On a tout dit sur la langue et le style de M. Anatole France, et nous-même, nous avons cité de lui des pages auxquelles nous n’avons pas marchandé notre admiration. Mais à cet égard, n’est-on point parfois allé un peu bien loin dans l’éloge, et même dans l’hyperbole ? A en croire quelques-uns de ses panégyristes, — les Léon Blum, les Fernand Gregh, — c’est aux plus grands maîtres de la langue qu’il faudrait comparer, et peut-être préférer, l’auteur de Crainquebille, et les noms de Racine, de Fénelon, de Voltaire, de Renan, sont par eux bien aisément prononcés. « Le premier écrivain de son temps[1], » dit l’un.
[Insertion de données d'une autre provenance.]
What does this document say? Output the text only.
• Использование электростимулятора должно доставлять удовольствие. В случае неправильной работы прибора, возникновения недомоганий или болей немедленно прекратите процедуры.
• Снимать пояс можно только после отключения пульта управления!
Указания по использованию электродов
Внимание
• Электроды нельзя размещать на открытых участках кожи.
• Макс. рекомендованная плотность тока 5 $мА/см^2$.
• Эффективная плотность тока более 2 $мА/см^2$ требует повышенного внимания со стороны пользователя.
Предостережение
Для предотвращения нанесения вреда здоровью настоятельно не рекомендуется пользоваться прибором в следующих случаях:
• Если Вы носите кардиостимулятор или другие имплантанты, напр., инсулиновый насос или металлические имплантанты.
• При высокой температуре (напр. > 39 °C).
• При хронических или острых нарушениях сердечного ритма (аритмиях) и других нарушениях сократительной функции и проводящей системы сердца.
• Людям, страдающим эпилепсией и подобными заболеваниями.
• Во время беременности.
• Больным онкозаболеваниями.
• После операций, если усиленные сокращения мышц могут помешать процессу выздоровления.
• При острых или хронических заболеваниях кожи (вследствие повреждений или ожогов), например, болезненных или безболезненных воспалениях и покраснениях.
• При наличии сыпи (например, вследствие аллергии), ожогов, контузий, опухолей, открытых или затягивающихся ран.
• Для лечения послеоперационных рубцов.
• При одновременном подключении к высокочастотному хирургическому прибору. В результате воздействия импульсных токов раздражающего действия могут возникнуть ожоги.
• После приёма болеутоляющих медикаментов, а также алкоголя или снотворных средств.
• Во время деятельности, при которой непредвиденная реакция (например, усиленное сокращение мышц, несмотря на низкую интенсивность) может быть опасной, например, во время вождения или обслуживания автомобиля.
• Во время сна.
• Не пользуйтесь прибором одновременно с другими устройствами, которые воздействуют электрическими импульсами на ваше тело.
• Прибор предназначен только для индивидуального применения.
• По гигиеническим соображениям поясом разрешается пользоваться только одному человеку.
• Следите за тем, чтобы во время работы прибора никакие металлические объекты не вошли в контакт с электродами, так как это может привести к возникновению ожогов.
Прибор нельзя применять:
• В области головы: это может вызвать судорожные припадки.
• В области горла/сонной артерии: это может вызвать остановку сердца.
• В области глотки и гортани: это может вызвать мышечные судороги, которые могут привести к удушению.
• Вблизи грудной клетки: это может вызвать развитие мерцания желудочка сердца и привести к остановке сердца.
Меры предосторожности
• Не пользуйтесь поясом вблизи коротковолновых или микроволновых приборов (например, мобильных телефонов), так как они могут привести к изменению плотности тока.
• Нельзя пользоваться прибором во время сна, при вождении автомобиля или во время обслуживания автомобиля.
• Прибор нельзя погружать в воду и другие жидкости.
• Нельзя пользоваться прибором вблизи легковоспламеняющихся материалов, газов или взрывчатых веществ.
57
Et l’autre : « Ce sera un grand classique. On n’a jamais mieux écrit en français, ni au XVIIe , ni au XVIIIe siècle. C’est la perfection. Renan même écrivait moins bien[2]... » N’exagérons rien. On trouve chez M. France des « dans le fait, » des » dans un but, » des « par contre, » des « voire même » qui feraient froncer le sourcil à plus d’un puriste. Il emploie presque toujours le mot « sensualisme » pour le mot « sensualité[3], » et je sais de petites incorrections jusque dans le Crime de Sylvestre Bonnard. D’autre part, son style a infiniment de grâce, c’est entendu ; mais n’est-il pas un peu monotone ? Les effets, trop calculés, manquent trop souvent d’imprévu ; les mêmes coupes de phrases se répètent avec une insistance quelque peu fatigante, et le rythme, le balancement de la période a l’air d’obéir à des lois fixes, presque à un mot d’ordre. Bref, il y a du procédé et un peu d’artifice dans ce style ; et il suffit de le comparer à celui des « grands classiques » pour voir ou pour sentir ce qui lui manque de spontanéité, de liberté, de vigueur nerveuse. Sainte-Beuve par le quelque part, à propos de Balzac, de « ce style si souvent chatouilleux et dissolvant, énervé, rosé, et veiné de toutes les teintes, ce style d’une corruption délicieuse, tout asiatique comme disaient nos maîtres, plus brisé par places et

  1. Léon Blum, En lisant. Ollendorff, 1906, p. 45.
  2. Fernand Gregh, Anatole France, Revue Bleue du 23 février 1901.
  3. « Hélène était d’un sensualisme précoce. » (Jocaste, éd. actuelle, p. 31) ; « la nature réunit le sensualisme et l’ascétisme dans son sein immense. » (le Jardin d’Epicure, p. 164).